Just as the Bank of England had to step in last week by buying long-term bonds to stem soaring gilt yields, the Fed will likely have to step in the same way, whether that means a pause in rate hikes or full quantitative easing. .
“The first question to ask is when does the US dollar become a problem for the United States? Nobody knows, but more price action like the one we have seen will eventually push the Fed back. “Wilson said.
But investors shouldn’t invest too much in a potential Fed pivot, he added. Indeed, an earnings recession is imminent and the potential decline in the stock market due to a large decline in earnings would likely outweigh the potential upside of a Fed pivot.
According to Wilson, the drop in earnings will be due to several macroeconomic risks that companies have been forced to manage in recent months, including COVID lockdowns in China, the surging US dollar, rising interest rates and weak currency. European economy.
“We suspect that the uncertainty these factors foster will lead to both revisions and lower forecasts, two headwinds for forward earnings estimates,” Wilson said. And the expected drop in earnings expectations could be significant because so far, forward earnings estimates have only fallen 1% since mid-June.
“It takes a long time for the next twelve-month EPS to decline for the S&P 500 because it is a very high-quality, diversified index and companies are loath to throw in the towel on the quarters ahead until they have to. It seems like more companies have reached a point where they can’t fight anymore,” he explained.
Wilson would like the S&P 500 EPS forward estimates to fall to $225 or less, combined with a rise in the equity risk premium or lower ISM PMI, before making sure that a sustainable bottom has been achieved in the stock market. The forward EPS estimate for the S&P 500 is currently $237.

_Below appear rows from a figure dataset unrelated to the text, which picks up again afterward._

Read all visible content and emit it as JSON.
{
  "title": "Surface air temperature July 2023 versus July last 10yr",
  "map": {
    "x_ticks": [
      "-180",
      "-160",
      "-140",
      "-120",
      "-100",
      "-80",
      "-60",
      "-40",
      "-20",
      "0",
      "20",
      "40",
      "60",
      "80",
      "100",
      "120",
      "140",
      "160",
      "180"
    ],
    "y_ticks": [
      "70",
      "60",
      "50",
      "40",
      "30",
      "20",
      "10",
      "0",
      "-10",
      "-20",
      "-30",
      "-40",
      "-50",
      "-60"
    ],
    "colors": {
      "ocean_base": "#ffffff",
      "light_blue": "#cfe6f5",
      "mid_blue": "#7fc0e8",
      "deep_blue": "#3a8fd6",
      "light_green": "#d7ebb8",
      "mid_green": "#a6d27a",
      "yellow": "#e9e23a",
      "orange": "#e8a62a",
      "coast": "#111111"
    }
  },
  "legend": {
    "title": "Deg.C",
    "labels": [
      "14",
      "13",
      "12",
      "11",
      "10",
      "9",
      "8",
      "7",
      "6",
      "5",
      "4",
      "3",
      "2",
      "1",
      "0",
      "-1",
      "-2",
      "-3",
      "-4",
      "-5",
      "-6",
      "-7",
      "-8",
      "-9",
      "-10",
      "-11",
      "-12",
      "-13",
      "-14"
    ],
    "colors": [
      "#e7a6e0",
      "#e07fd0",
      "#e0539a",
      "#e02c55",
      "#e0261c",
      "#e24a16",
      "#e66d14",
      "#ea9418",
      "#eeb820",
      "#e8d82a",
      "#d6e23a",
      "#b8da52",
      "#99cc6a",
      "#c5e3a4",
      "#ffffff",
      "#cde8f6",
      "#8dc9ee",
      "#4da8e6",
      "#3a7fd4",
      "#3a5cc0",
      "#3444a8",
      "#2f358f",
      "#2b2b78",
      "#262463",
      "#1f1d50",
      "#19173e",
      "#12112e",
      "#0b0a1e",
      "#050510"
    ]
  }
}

“Bottom line, in the absence of a Fed pivot, stocks are likely heading lower. Conversely, a Fed pivot, or the anticipation of such a pivot, can lead to a strong rally, especially since we are so oversold… Just keep in mind that the light at the end of the tunnel that you might see if this happens is actually the freight train of the impending earnings recession that the Fed can’t stop at this point,” Wilson concluded.